That's why it is evident that this thing of God wanting us to exercise free will to demonstrate we really want Jesus is so corrupt. It was all designed to get a do-nothing god off the hook so he doesn't have to take responsibility for insuring that nobody was lost to hell. And Jesus demonstrates how heartless and cruel and completely imperfect this doctrine is in Matthew

"Wide is the gate and broad is the road that leads to destruction, and many enter through it. Small is the gate and narrow the road that leads to life, and only a few find it."

Can you imagine a God who would let the vast majority of mankind go to hell and NOT do everything in His power to stop it? But Jesus doesn't seem to care. He basically says, "Hey, this is not my doing, this is my Father's. If you have any issues with how screwed up this whole thing is, then take it up with him, not me."

This is NOT a good god. This is an evil god.
 

ppp

Well-Known Member
Matthew 19:29 And everyone who has left houses or brothers or sisters or father or mother or wife or children or fields for the sake of My name will receive a hundredfold and will inherit eternal life.

As a commentary elaborates --

"...The Lord enumerates the persons and objects upon which men's hearts are most commonly and firmly fixed. He begins and ends the list with material possessions - houses and lands, and between them introduces in gradation the most cherished members of the family circle. "Forsaking wife and children" may be understood as abstaining from marriage in order the better to serve God."
(at the link above)


But we can remember a 2nd thing that is also brought to mind: God existing means that in the ultimate sense children are not ultimately abandoned (not even those dying of diseases or famine, acts of nature). He makes a way for anyone to be able to come to Him it seems, not only children that will be counted innocent and given eternal life (should they pass on in youth), but even guilty adults that didn't previously have a chance ( and even in such a dramatic way as for instance in 1 Peter 3:18-20).
That commentary is either punning or lying. Either way, you don't get to employ multiple usages of the same word in one sentence and be taken seriously.
 

ppp

Well-Known Member
Look, to generalize, when you find you've got several instance where your interpretations doesn't match any of those of mainstream commentaries (meaning not just occasionally differing, but in each instance of verses you bring up), then it would be most reasonable to begin to wonder if you are interpreting well. Doesn't that make sense?
It only makes sense if there is a compelling argument for it. What you (or whatever group you are proxying for) are trying to get me to do is to ignore the text as it stands and take your interpolation. But you provide no rational justification for doing so. None. Nada. Zilch.

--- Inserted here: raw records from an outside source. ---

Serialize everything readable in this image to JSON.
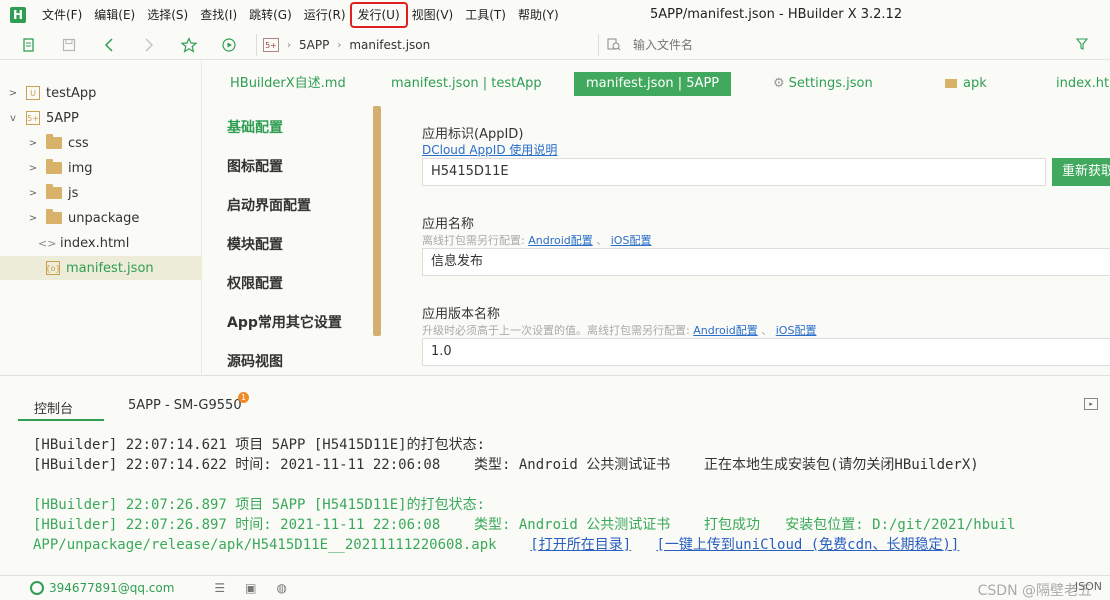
{
  "app": {
    "logo": "H",
    "window_title": "5APP/manifest.json - HBuilder X 3.2.12",
    "menu": [
      "文件(F)",
      "编辑(E)",
      "选择(S)",
      "查找(I)",
      "跳转(G)",
      "运行(R)",
      "发行(U)",
      "视图(V)",
      "工具(T)",
      "帮助(Y)"
    ],
    "highlighted_menu_index": 6,
    "accent_color": "#2f9e53",
    "highlight_color": "#e02020"
  },
  "toolbar": {
    "crumb_icon": "5+",
    "crumb_project": "5APP",
    "crumb_file": "manifest.json",
    "file_search_placeholder": "输入文件名",
    "icons": [
      "new-file-icon",
      "save-icon",
      "back-icon",
      "forward-icon",
      "star-icon",
      "run-icon",
      "filter-icon"
    ]
  },
  "tree": {
    "items": [
      {
        "label": "testApp",
        "caret": ">",
        "kind": "project",
        "icon": "U"
      },
      {
        "label": "5APP",
        "caret": "v",
        "kind": "project",
        "icon": "5+"
      },
      {
        "label": "css",
        "caret": ">",
        "kind": "folder"
      },
      {
        "label": "img",
        "caret": ">",
        "kind": "folder"
      },
      {
        "label": "js",
        "caret": ">",
        "kind": "folder"
      },
      {
        "label": "unpackage",
        "caret": ">",
        "kind": "folder"
      },
      {
        "label": "index.html",
        "caret": "",
        "kind": "html",
        "icon": "<>"
      },
      {
        "label": "manifest.json",
        "caret": "",
        "kind": "json",
        "icon": "{o}",
        "selected": true
      }
    ]
  },
  "tabs": [
    {
      "label": "HBuilderX自述.md"
    },
    {
      "label": "manifest.json | testApp"
    },
    {
      "label": "manifest.json | 5APP",
      "active": true
    },
    {
      "label": "Settings.json",
      "icon": "⚙"
    },
    {
      "label": "apk",
      "icon": "folder"
    },
    {
      "label": "index.htm"
    }
  ],
  "settings_nav": [
    {
      "label": "基础配置",
      "active": true
    },
    {
      "label": "图标配置"
    },
    {
      "label": "启动界面配置"
    },
    {
      "label": "模块配置"
    },
    {
      "label": "权限配置"
    },
    {
      "label": "App常用其它设置"
    },
    {
      "label": "源码视图"
    }
  ],
  "form": {
    "appid_label": "应用标识(AppID)",
    "appid_help_link": "DCloud AppID 使用说明",
    "appid_value": "H5415D11E",
    "regen_button": "重新获取",
    "name_label": "应用名称",
    "name_help": "离线打包需另行配置:",
    "name_android_link": "Android配置",
    "sep": "、",
    "name_ios_link": "iOS配置",
    "name_value": "信息发布",
    "version_label": "应用版本名称",
    "version_help": "升级时必须高于上一次设置的值。离线打包需另行配置:",
    "version_android_link": "Android配置",
    "version_ios_link": "iOS配置",
    "version_value": "1.0"
  },
  "console": {
    "tab_active": "控制台",
    "tab_device": "5APP - SM-G9550",
    "badge": "1",
    "log1": "[HBuilder] 22:07:14.621 项目 5APP [H5415D11E]的打包状态:",
    "log2": "[HBuilder] 22:07:14.622 时间: 2021-11-11 22:06:08    类型: Android 公共测试证书    正在本地生成安装包(请勿关闭HBuilderX)",
    "log3": "[HBuilder] 22:07:26.897 项目 5APP [H5415D11E]的打包状态:",
    "log4": "[HBuilder] 22:07:26.897 时间: 2021-11-11 22:06:08    类型: Android 公共测试证书    打包成功   安装包位置: D:/git/2021/hbuil",
    "log5_path": "APP/unpackage/release/apk/H5415D11E__20211111220608.apk    ",
    "log5_open": "[打开所在目录]",
    "log5_gap": "   ",
    "log5_upload": "[一键上传到uniCloud (免费cdn、长期稳定)]"
  },
  "status": {
    "user_email": "394677891@qq.com",
    "watermark": "CSDN @隔壁老五",
    "right_text": "JSON"
  }
}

Doesn't it make sense to test your interpretation against a mainstream interpretation, and admit that you could potentially misconstrue something?

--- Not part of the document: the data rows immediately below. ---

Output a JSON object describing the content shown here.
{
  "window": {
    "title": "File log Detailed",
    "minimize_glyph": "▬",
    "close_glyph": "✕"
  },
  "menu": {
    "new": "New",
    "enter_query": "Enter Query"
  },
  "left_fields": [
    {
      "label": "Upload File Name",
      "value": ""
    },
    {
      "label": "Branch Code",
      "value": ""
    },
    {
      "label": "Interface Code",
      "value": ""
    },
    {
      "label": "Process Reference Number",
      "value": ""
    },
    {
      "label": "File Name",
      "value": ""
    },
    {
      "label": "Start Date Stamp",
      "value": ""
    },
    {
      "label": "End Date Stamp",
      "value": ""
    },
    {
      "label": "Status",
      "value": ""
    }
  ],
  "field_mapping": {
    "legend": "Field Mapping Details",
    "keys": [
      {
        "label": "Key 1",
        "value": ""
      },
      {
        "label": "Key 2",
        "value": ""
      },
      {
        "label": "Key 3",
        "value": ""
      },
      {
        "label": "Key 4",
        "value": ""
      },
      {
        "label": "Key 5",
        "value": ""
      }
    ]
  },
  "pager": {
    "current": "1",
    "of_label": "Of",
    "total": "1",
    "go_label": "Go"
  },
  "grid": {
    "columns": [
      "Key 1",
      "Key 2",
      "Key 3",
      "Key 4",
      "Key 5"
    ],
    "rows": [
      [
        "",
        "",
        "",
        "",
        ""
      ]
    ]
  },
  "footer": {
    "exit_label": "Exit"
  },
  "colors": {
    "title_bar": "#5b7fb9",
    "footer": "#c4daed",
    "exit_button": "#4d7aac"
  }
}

What you are arguing above is an argument from popularity, and (possibly) an argument from insufficient authority. I accept all sorts of passages are not what they literally look like based upon the mainstream scholarly consensus. But the mainstream religious consensus has no literary credibility.
 

Kenny

Face to face with my Father
Premium Member
1. What document outside the Bible are you relying on to confirm Paul was a learned Pharisee? There's nothing in the secular historic record that even mentions Paul or his travels. That's very unusual for somebody who was probably more famous throughout the Mediterranean than Jesus.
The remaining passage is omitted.